In May 1977, the Liffey Light Orchestra performed the album live at Trinity College in Dublin. Oldfield did not tour until 1979; he started to perform excerpts from the album from 1980 onwards.

Paul Stump, in his 1997 History of Progressive Rock, said that "the technically and emotionally polymathic Ommadawn operates on several levels at once, not least because Oldfield states two themes rather than one near the beginning and doesn't try to develop them sequentially over fifty minutes but allows each its space to breathe and display itself, both singularly and with the other." He also praised the album's harmonics and greater economy of expression as compared to Oldfield's first two albums.

Excerpts from Ommadawn appeared in the NASA film The Space Movie (1979). A small portion of Part One was used as the theme to the children's TV show Jackanory on occasions when John Grant narrated his Littlenose stories.

Oldfield had initial ideas to make his later album Amarok (1990) as a sequel to Ommadawn, but the idea fell through. He did not revisit the idea until 2015 when he started recording a true sequel, Return to Ommadawn (2017).

Professional ratings
Review scores
| Source | Rating |
| AllMusic | Star |

== 2010 reissues ==
In June 2010, Ommadawn was reissued as Deluxe Edition by Mercury Records as part of Oldfield's remastered album series for the label. The set includes a restored cover artwork, new stereo and 5.1 surround sound mixes completed by Oldfield and bonus material, including the early version of Part One that was scrapped and "In Dulci Jubilo", "First Excursion", "Argiers", and "Portsmouth".

Also in 2010, a limited edition 180-gram vinyl was released as a part of the Back to Black series. The digital edition contains the content from the two CDs of the Deluxe Edition. The Japanese release features the Super High Material CD format.

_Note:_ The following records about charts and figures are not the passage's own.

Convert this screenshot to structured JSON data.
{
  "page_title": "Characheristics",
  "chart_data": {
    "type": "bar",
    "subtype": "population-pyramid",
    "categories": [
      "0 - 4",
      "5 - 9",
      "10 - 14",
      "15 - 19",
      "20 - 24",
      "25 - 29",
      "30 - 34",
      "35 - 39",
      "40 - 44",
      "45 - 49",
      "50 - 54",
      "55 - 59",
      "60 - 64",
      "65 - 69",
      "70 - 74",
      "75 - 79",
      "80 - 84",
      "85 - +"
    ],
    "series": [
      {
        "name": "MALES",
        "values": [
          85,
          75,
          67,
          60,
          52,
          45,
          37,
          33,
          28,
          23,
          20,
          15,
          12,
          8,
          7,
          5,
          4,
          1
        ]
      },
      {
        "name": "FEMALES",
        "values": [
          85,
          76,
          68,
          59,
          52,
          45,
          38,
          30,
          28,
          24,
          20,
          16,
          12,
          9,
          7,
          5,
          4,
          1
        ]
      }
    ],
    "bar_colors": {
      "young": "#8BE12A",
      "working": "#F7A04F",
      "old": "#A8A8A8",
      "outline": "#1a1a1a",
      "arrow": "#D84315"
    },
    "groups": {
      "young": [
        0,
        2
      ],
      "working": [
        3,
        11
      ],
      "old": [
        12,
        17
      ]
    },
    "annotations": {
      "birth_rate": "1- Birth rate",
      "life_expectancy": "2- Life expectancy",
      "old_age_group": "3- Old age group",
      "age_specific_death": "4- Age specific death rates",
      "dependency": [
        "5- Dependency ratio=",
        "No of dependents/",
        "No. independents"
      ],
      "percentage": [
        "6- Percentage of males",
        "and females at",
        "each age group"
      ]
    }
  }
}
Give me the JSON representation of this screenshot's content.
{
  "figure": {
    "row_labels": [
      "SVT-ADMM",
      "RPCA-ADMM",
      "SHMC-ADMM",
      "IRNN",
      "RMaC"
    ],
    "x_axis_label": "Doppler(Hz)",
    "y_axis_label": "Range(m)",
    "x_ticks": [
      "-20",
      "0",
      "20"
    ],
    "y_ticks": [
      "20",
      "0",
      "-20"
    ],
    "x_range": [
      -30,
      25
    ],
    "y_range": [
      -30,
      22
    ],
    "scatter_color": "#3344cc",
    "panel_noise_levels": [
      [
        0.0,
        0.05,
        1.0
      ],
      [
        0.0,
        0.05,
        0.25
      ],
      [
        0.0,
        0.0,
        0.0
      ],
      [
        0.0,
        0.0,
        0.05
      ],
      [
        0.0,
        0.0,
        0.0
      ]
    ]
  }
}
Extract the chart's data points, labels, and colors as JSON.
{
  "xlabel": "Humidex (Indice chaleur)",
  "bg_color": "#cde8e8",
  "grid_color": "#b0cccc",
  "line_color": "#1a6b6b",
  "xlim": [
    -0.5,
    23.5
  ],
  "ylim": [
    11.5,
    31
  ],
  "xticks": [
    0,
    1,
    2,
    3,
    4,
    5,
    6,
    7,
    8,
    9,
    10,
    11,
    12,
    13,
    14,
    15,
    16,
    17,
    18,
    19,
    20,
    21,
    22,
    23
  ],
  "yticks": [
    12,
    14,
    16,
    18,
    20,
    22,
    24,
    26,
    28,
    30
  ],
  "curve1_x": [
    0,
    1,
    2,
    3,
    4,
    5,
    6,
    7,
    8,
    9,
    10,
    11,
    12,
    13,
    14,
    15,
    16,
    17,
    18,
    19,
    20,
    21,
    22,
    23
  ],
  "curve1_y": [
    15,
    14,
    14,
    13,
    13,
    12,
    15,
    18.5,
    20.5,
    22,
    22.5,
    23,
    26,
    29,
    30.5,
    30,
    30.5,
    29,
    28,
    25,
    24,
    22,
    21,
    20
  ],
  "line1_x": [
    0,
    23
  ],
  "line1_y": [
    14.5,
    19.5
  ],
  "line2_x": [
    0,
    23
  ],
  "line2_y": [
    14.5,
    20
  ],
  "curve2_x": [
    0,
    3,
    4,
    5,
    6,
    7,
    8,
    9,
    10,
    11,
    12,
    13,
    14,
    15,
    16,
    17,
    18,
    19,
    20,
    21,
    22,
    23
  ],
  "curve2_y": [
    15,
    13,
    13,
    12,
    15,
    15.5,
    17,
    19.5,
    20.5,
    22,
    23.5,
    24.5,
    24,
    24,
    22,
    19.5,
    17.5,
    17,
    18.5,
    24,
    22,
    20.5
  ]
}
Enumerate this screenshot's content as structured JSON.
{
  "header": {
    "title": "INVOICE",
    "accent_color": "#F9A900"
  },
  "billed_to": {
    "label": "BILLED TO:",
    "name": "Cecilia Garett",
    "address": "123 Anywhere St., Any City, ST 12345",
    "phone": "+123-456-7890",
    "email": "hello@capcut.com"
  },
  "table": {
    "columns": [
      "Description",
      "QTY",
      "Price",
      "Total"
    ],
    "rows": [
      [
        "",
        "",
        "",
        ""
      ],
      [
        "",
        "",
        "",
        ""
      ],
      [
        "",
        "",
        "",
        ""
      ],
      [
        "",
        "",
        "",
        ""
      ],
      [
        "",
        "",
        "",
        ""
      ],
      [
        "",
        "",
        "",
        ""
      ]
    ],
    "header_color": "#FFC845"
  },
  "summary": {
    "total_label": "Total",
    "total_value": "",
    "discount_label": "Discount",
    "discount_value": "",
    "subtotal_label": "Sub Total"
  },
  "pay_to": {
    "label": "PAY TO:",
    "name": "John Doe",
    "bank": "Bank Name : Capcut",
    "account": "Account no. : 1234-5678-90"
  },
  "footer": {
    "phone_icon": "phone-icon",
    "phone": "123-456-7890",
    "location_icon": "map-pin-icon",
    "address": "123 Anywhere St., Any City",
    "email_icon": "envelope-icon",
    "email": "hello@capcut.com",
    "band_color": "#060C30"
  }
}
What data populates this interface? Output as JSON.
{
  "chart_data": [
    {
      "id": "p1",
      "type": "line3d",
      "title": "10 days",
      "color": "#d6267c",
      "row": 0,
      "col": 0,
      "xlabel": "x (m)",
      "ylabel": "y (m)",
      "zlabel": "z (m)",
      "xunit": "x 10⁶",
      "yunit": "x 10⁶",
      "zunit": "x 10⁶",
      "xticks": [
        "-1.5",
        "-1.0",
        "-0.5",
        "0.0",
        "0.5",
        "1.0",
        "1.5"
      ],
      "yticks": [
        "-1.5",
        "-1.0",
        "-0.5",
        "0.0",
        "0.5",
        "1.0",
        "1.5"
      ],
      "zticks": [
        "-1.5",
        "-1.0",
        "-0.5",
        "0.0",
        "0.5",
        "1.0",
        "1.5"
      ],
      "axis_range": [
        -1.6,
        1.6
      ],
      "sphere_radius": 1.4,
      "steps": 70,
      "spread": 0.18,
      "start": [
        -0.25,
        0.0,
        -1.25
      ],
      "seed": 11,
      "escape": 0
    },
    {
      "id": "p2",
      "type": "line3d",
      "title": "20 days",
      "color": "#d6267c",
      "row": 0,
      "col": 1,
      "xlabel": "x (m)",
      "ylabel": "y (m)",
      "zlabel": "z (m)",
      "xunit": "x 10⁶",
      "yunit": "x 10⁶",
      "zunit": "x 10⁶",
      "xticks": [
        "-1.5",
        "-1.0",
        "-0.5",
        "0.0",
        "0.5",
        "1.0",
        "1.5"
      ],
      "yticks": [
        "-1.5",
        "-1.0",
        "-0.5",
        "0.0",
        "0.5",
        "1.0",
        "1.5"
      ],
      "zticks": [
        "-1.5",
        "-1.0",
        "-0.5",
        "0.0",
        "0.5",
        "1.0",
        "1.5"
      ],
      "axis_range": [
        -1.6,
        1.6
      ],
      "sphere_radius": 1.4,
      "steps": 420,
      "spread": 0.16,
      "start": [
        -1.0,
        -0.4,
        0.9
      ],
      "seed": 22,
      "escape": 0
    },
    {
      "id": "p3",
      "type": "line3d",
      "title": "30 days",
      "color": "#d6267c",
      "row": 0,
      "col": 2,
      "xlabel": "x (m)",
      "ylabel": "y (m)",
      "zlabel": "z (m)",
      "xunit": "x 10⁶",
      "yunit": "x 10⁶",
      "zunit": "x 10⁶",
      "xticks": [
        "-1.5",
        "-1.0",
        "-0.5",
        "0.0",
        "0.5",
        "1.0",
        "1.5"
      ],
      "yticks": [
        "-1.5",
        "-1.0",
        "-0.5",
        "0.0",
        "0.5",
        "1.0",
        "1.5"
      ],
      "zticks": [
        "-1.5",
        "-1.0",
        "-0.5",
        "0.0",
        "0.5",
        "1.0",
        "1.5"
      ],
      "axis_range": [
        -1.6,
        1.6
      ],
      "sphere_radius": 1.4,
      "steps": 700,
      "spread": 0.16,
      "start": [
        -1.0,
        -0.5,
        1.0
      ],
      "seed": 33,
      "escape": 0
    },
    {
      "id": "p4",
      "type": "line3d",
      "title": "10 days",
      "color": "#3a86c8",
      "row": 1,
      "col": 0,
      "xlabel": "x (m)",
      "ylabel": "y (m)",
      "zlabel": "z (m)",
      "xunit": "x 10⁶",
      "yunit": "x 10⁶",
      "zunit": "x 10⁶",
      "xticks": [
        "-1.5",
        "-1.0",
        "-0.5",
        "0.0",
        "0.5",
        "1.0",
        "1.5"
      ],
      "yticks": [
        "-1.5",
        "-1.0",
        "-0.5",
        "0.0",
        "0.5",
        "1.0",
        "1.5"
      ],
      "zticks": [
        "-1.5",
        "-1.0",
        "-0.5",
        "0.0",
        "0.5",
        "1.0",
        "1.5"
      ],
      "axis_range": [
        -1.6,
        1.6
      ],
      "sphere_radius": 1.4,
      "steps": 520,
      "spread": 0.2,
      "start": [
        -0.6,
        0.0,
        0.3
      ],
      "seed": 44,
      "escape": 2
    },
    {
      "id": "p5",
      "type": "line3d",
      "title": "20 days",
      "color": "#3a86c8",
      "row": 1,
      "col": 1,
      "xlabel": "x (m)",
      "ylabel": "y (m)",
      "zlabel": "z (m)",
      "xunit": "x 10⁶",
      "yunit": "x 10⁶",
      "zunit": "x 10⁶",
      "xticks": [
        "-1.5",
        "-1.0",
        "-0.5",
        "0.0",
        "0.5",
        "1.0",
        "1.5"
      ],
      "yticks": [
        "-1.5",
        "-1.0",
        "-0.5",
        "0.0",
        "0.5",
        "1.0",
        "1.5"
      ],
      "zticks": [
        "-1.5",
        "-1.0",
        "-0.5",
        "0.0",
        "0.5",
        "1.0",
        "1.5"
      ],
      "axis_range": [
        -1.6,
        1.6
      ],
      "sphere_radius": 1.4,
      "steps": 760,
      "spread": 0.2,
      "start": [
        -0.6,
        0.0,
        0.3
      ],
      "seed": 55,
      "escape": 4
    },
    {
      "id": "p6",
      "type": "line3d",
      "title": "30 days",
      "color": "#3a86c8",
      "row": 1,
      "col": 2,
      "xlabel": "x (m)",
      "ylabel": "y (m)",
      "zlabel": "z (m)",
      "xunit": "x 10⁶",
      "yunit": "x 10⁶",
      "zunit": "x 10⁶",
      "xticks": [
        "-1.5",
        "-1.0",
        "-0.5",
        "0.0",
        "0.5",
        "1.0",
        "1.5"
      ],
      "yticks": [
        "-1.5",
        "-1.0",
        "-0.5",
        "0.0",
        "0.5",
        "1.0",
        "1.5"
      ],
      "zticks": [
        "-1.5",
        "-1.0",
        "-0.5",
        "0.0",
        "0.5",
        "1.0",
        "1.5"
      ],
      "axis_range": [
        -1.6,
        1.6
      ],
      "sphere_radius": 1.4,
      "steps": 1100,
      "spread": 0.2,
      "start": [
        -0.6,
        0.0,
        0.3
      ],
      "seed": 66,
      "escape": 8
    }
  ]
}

A limited edition box set of the album was also released in 2010, containing the Deluxe Edition set, a vinyl pressing, and a numbered and signed print of the artwork. The set saw 250 copies made and sold through Oldfield's official website.

== Track listing ==
All music by Mike Oldfield.

Side one
| No. | Title | Length |
|---|---|---|
| 1. | "Ommadawn (Part One)" | 19:23 |

Side two
| No. | Title | Length |
|---|---|---|
| 1. | "Ommadawn (Part Two)" | 17:17 |

==Personnel==
Credits are adapted from the 1975 LP liner notes.

===Musicians===

- Mike Oldfield – electric and acoustic guitars and basses (including 12-string guitar and classical guitar), mandolin, bouzouki, banjo, harp, spinet, grand piano, electric organs, synthesisers, glockenspiel, bodhran, assorted percussion
- Herbie (Christopher Herbert) – Northumbrian smallpipes
- Leslie Penning – recorders, The Hereford City Band conductor
- Terry Oldfield – panpipes
- Pierre Moerlen – timpani
- David Strange – cello
- Don Blakeson – trumpet
- Julian Bahula – African drums
- Ernest Mothle – African drums
- Lucky Ranku – African drums
- Eddie Tatane – African drums
- Clodagh Simonds – vocals
- Bridget St John – vocals
- Sally Oldfield – vocals
- The Penrhos Kids (Abigail, Briony, Ivan, and Jason Griffiths) – vocals on "On Horseback"
- The Hereford City Band – brass section
- William Murray – percussion
- Paddy Moloney – Uilleann pipes

===Production===
- Mike Oldfield – producer, engineer
- David Bailey – cover photographs
- Phil Smee – CD package design (2010 remaster)

==Certifications==

| Region | Certification | Certified units/sales |
| Netherlands (NVPI) | Gold | 50,000^{^} |
| United Kingdom (BPI) | Gold | 100,000^{^} |
^{^} Shipments figures based on certification alone.